Saudi Arabia’s recent hosting of the Franco-Saudi Music Week in Jeddah may be heralded by some as a milestone in cultural openness and international cooperation, but it cannot — and should not — discount the larger and more grave questions of the Kingdom’s fitness to host mega-international events like the FIFA World Cup.
We all should be extremely concerned by the manner in which cultural events like these are used to whitewash a country’s history of human rights abuses and authoritarianism in the name of cultural diplomacy. While Music Week in Jeddah — supported by the French Embassy, Alliance Française, and other Saudi establishments — has actually brought together creative minds beyond borders, it also comes under a much greater trend of “sportswashing” and now, “culture-washing.”

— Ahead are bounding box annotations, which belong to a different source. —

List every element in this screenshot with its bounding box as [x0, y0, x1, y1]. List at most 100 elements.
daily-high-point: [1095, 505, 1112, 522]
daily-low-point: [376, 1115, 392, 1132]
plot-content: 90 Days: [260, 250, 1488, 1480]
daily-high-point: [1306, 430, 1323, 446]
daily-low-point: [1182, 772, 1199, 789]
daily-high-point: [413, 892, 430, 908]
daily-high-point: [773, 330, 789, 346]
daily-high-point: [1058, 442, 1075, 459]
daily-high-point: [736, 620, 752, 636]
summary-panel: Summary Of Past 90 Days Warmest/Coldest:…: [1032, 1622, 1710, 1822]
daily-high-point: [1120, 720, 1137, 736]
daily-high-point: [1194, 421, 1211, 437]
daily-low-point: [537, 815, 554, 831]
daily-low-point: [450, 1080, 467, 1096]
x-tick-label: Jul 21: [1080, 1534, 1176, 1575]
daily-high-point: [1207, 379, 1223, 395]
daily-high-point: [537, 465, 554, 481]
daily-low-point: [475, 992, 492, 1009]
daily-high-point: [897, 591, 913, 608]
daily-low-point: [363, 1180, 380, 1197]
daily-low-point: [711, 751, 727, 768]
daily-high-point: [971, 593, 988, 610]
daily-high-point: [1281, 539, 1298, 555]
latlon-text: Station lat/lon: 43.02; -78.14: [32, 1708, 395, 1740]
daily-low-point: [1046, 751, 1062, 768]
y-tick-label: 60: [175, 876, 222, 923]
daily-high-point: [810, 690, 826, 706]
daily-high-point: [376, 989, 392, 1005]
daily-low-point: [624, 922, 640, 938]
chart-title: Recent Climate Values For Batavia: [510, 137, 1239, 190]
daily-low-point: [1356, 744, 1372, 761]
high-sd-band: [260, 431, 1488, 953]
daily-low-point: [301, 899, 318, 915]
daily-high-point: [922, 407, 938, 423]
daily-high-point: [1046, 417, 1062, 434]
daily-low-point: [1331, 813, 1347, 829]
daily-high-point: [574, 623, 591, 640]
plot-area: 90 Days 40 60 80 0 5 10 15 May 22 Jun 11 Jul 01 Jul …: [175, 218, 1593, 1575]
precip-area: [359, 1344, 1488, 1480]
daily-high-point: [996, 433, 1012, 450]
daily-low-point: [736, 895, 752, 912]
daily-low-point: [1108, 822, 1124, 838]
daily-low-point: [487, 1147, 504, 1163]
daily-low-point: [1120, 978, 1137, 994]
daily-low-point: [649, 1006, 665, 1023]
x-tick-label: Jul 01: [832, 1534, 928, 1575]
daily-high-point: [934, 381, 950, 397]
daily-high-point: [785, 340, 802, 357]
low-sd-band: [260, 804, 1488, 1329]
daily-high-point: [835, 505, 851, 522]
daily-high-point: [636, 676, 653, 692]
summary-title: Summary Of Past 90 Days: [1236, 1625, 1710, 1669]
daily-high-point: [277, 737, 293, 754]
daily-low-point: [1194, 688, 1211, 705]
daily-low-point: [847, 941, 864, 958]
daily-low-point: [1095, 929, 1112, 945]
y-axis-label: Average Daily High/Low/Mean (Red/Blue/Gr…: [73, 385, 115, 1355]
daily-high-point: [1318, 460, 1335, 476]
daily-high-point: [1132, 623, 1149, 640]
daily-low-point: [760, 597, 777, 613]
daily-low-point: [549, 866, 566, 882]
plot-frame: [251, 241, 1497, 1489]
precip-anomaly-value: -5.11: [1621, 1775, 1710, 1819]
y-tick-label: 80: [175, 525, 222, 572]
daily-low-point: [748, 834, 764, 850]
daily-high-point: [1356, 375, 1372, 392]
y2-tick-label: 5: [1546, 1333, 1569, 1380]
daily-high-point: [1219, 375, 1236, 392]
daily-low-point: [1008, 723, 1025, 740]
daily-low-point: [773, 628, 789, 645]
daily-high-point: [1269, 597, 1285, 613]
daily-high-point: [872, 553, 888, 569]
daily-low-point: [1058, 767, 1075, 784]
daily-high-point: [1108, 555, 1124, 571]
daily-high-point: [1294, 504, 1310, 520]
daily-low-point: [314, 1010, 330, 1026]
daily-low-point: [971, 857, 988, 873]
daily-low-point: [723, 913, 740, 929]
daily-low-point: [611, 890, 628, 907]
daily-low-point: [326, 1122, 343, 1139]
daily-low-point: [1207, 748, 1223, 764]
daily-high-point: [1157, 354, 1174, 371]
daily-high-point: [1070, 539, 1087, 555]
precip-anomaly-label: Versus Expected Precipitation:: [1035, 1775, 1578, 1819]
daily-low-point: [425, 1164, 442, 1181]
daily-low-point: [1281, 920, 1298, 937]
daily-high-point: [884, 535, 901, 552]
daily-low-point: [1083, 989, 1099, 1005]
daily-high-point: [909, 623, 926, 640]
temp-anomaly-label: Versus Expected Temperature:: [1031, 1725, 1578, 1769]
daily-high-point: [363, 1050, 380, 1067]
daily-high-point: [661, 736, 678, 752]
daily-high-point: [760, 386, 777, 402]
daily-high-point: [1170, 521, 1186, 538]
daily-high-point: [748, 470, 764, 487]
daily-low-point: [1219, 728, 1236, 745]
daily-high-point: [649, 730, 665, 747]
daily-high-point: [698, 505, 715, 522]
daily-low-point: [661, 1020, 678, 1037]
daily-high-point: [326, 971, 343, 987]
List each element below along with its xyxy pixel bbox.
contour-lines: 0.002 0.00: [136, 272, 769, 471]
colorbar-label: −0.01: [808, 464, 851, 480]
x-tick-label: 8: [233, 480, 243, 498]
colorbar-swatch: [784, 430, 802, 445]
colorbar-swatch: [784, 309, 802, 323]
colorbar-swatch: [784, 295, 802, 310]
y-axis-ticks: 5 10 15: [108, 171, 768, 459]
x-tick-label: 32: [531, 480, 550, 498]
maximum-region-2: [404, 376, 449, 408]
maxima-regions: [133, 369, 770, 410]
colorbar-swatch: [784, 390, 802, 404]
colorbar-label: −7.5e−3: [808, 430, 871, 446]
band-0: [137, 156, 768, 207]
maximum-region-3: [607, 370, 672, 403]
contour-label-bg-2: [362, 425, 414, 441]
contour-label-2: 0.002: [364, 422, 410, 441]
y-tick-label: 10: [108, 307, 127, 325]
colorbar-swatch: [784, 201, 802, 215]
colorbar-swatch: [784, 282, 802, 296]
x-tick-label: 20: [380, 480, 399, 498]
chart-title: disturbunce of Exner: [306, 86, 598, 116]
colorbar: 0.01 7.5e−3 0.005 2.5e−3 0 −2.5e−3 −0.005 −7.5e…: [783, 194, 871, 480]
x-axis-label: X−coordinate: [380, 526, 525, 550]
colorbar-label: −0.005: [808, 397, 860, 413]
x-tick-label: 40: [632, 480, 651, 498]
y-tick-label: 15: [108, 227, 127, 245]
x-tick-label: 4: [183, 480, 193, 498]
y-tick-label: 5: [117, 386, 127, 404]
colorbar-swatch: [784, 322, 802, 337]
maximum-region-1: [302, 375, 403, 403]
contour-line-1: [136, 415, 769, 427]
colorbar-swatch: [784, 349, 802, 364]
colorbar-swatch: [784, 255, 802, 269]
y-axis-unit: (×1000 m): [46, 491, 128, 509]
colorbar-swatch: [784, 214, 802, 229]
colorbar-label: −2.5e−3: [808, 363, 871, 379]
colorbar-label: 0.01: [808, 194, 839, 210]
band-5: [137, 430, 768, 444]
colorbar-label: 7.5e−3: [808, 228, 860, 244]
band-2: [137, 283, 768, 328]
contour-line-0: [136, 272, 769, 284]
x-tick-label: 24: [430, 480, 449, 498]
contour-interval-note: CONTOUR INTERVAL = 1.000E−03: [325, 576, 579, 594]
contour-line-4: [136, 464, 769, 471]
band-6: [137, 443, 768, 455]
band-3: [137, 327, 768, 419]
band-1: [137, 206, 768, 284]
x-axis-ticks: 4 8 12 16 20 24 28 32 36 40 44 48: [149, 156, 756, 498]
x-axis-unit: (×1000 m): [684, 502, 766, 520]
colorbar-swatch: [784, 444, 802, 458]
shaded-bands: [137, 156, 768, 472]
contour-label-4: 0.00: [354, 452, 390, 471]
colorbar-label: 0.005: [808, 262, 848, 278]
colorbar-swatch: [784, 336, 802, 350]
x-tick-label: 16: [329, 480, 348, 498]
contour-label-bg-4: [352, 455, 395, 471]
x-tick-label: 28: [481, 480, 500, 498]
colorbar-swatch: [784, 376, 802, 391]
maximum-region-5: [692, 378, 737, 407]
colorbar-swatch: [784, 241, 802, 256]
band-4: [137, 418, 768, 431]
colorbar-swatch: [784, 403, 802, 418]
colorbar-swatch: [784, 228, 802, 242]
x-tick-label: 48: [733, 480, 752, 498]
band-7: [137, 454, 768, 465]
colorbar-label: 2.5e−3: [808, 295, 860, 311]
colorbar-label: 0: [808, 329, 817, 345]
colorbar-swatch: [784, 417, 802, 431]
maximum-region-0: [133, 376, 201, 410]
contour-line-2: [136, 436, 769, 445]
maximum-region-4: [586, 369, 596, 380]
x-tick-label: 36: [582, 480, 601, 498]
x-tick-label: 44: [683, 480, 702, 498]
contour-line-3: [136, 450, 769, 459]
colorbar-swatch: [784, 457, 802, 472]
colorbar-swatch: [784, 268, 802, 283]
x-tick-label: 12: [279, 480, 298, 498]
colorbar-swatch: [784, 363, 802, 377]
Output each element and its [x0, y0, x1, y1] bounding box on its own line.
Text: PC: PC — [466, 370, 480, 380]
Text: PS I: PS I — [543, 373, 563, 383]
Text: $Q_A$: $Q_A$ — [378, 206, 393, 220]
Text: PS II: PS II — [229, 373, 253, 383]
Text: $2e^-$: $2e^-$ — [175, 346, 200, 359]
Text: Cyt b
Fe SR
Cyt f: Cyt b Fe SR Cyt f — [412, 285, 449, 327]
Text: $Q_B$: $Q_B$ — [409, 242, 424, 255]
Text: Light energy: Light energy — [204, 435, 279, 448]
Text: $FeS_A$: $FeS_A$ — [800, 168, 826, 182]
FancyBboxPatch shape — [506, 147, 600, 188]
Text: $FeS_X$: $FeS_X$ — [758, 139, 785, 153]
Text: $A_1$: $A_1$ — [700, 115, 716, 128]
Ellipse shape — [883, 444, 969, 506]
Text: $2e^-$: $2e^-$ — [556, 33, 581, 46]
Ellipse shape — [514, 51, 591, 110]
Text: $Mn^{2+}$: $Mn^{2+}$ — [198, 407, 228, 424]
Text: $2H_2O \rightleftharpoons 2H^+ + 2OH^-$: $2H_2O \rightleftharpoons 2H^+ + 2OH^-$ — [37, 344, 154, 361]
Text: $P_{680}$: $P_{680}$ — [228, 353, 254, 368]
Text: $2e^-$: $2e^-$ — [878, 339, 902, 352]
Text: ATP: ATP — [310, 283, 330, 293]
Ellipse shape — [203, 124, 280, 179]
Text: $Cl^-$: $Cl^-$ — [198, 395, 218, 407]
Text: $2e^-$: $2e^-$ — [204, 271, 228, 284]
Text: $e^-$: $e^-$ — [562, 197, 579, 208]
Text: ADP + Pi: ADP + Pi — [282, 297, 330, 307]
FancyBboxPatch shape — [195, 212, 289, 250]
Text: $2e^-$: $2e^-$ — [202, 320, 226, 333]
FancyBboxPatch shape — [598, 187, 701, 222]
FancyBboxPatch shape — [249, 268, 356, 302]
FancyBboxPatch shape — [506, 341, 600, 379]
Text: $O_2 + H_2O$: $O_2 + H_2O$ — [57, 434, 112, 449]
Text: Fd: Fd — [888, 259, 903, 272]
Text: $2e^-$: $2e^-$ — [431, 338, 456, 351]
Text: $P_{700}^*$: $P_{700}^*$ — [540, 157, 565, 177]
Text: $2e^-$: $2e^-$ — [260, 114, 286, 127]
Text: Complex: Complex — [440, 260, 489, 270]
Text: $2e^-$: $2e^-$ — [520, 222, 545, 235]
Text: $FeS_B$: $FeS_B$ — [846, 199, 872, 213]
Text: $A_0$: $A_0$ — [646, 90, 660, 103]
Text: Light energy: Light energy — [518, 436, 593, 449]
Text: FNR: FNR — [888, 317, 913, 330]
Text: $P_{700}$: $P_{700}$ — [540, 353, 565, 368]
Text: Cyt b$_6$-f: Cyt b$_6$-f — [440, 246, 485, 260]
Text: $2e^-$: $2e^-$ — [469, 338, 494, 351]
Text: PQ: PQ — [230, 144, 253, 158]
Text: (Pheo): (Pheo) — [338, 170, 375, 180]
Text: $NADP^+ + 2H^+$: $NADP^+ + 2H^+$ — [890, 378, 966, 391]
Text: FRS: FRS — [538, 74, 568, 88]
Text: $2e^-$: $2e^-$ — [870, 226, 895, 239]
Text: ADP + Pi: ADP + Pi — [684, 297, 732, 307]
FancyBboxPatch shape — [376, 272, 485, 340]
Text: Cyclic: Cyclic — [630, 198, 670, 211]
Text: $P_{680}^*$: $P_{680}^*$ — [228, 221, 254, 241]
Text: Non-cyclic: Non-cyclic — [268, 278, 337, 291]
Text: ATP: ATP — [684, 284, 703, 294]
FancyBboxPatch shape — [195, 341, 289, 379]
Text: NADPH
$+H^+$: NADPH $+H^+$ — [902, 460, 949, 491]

The Power of Culture — and Its Exploitation
Music Week in Jeddah, 21-27 June, involved different performances and jam sessions of French and Saudi artists, including a performance by French-Moroccan artist Karimouche with Saudi oud player Roaa Lam. Such artistic exchanges promote cross-cultural understanding, especially if they have commonalities like women’s emancipation, preservation of heritage, and transnational solidarity. All such events are necessary in the promotion of any forward-looking society.
But here’s the catch. Saudi Arabia also continues to have a very tight hold on freedom of speech, suppresses dissent, and restricts civil liberties. Even as artists like Karimouche celebrate the voices and empowerment of women, it must be remembered that women’s rights activists like Loujain al-Hathloul were arrested in 2018 and reportedly tortured for campaigning for such freedoms a couple of years ago.
The Illusion of Reform
Yes, cultural events can be beautiful, healing, and inspiring. They can challenge norms and initiate change. But when they are endorsed by authoritarian regimes with entrenched policies of repression, they are more likely to have an ulterior motive — to reinvent an international reputation marred by abuse and divert attention away from structural injustices.
Saudi Arabia Crown Prince Mohammed bin Salman has launched Vision 2030, the Kingdom’s national drive for modernization. That is not just Franco-Saudi music festivals but also big-ticket sporting events — Formula One, LIV Golf, and potentially a 2034 FIFA World Cup. These are not just about sport or culture — they are PR moves designed to get the most out of an image overhaul.
The same nation that takes in international artists and DJs also censors, monitors dissidents, and criminalizes peaceful demonstration. The state tightly controls public-visible events while curtailing independent civil society and muzzling critical voices behind the scenes.
Why FIFA Should Not Turn a Blind Eye
Because it is the international governing body of football, FIFA should not lend legitimacy to a regime which consistently abuses human rights. Granting Saudi Arabia the right to host the World Cup would not only go against FIFA’s own stated principles but risk making the tournament into a circus of hypocrisy.
The Qatar 2022 World Cup was already mired in scandal over human rights abuses against workers and curbs on freedom. Handing over to Saudi Arabia — where political dissent is illegal and beheadings are their bleakly routine standard — would be a more disturbing precedent.
Even as events like the Franco-Saudi Music Week rejoice in an image of diversity and cooperation, we must ask ourselves: Is culture being used here to empower human beings — or to cover up repression?
The Double Standard
How richly ironic that Western democracies like France continue their cultural diplomacy with the dictatorial regimes without concern for the contradictions. French officials welcomed the festival as a sign of growing friendship, but failed to mention the elephant in the room: repression of basic human freedoms in Saudi Arabia remains uninterrupted.
This vacuum enables authoritarian regimes to claim international legitimacy. The more and more global institutions — cultural and sporting in nature — choose cooperation over condemnation, the more Saudi Arabia gains a cover of normality and progress it does not deserve.
Standing Against FIFA’s Decision: A Call to Action
We must fight the normalisation of authoritarian domination by sport and by culture. Cultural collaboration, if genuine and founded upon respect and freedom for both sides, is powerful. As a means of state propaganda, however, it has no significance.
The FIFA World Cup is not a competition; it’s a festival of global human solidarity, strength, and spirit. A country with a deplorable human rights record — where freedom of speech is an act that can be criminalized and women are not yet equal to men in many respects — should not be able to host such an event that has the ability to unite.
The world, athletes, artists, and civil society should look beyond the performances, spotlights, and scripted smiles and look at the realities of the living conditions in which the majority of people in Saudi Arabia continue to reside.
Culture Can Bridge — But Must Also Challenge
Events like the Franco-Saudi Music Week can be made to serve as a platform for dialogue, but only if accompanied by actual structural change and openness. Music should never be exploited as a ruse to hide injustice. Culture may unite us — but it too has to speak truth to power.
Until Saudi Arabia demonstrates a real commitment to human rights — not just through festivals and sponsorships, but institutional change — it shouldn’t be accorded the privilege of hosting the world’s most popular sporting spectacle.